Zoom Communications (Nasdaq: ZM) dropped 15% following Q3 results. The company's results and guidance topped analysts' expectations, however the company still sold off following earnings.
It's likely that some growth investors dumped shares as revenue is starting to decelerate following the massive acceleration due to the coronavirus. Further, there's been a rotation in the market away from coronavirus winners like Zoom to the losers like airlines, hotels, and casinos.
Inside the Numbers
In Q3, Zoom earned $0.99 per share which was meaningfully higher than analysts' expectations of $0.76 per share. Additionally, revenue came in at $777 million vs $694 million. This was a 367% increase from 2019's Q3.
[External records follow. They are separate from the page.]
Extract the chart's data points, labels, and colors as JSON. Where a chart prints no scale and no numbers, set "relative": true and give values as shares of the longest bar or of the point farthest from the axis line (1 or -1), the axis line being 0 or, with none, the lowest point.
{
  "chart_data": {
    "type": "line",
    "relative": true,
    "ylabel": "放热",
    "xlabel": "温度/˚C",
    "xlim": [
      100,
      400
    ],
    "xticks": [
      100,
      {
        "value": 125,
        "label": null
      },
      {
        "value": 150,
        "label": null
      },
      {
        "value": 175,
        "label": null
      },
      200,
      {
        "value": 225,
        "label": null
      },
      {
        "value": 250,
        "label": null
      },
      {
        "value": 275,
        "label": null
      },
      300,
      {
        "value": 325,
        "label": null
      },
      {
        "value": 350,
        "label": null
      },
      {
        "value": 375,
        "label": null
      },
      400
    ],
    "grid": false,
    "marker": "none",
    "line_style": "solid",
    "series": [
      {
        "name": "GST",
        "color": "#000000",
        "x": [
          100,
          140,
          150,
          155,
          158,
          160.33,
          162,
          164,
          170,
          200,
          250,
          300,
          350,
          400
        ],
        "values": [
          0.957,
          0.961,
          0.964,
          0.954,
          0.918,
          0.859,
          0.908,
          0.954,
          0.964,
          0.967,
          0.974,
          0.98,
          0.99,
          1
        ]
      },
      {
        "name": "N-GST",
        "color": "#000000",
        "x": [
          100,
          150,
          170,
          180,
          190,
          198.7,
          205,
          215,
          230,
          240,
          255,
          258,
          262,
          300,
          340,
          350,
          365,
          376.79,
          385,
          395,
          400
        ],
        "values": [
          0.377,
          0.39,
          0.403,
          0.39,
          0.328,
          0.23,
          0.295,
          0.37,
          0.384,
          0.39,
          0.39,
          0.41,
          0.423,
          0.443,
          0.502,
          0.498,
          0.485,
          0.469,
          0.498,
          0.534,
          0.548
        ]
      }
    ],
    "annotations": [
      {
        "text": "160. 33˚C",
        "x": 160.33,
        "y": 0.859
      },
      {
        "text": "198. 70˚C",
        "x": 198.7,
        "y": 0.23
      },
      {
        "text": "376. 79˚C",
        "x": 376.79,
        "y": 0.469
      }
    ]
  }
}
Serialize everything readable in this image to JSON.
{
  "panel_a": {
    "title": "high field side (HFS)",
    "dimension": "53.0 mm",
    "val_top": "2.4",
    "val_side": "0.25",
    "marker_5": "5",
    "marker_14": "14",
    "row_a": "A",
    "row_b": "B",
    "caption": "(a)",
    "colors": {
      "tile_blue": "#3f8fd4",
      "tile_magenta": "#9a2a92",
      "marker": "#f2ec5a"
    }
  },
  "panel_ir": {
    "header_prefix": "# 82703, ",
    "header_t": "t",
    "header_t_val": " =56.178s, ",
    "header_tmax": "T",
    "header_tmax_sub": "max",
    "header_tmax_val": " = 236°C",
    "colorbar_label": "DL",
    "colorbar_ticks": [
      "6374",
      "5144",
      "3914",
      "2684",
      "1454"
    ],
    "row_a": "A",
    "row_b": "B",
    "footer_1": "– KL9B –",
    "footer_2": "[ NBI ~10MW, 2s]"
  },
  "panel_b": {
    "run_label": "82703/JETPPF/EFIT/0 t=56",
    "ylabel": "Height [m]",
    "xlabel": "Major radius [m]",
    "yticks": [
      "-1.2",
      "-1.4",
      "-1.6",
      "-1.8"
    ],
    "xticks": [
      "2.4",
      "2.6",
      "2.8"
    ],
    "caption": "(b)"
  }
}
One negative was the decline in gross margin from 66.7% to 67.3%. Somes of this was due to heavier use of Zoom by teachers and students which is a lower-margin offering than its business products. Zoom also incurred higher than expected cloud hosting expenses due to heavier use of its free product.
80% of the increase in revenue came from new customers. North American revenue increased by 300%, while international revenue grew 629%. Enterprise customers which entails companies with over 10 employees increased by 485% to 433,700. The company also said it's adding a Zoom app to smart home devices made by Amazon (Nasdaq: AMZN), Facebook (Nasdaq: FB), and Google (Nasdaq: GOOG). Additionally, it's introducing a new Zoom Phone cloud-based phone service in addition to OnZoom, a platform to host live events.
Guidance was better than expected with the company projecting earnings of $0.78 per share on revenue of $810 million in Q4. This would be revenue growth of 329% from Q4 which marks a deceleration from Q3. Both figures were higher than what analysts were looking for $0.66 per share and $730 million.
Stock Price Impact
Zoom is one of the best-performing stocks of the year. It was a major beneficiary of the pandemic as people were forced to work and communicate through video. This is reflected in its performance from the start of the year to its peak in October it gained 767%. Since then, it's down 31%.
The major catalyst for the decline has been the vaccine which is leading to increasing optimism that the world is going to return to normal which would mean that offices and schools would reopen and business travel would return. This would lead to less use of Zoom.
So, Zoom is in the interesting place, where due to rising case counts in the near-term, use of its platform is growing. However, the stock is going down due to anticipation that revenue growth will slow or even reverse in the intermediate-term. Yet, it's also true that the use of video-conferencing will only increase in the future which means that at some point, the decline in Zoom will get to a point, where the stock becomes attractive again. However, this could be more than a year away as the stock remains overvalued by any measure.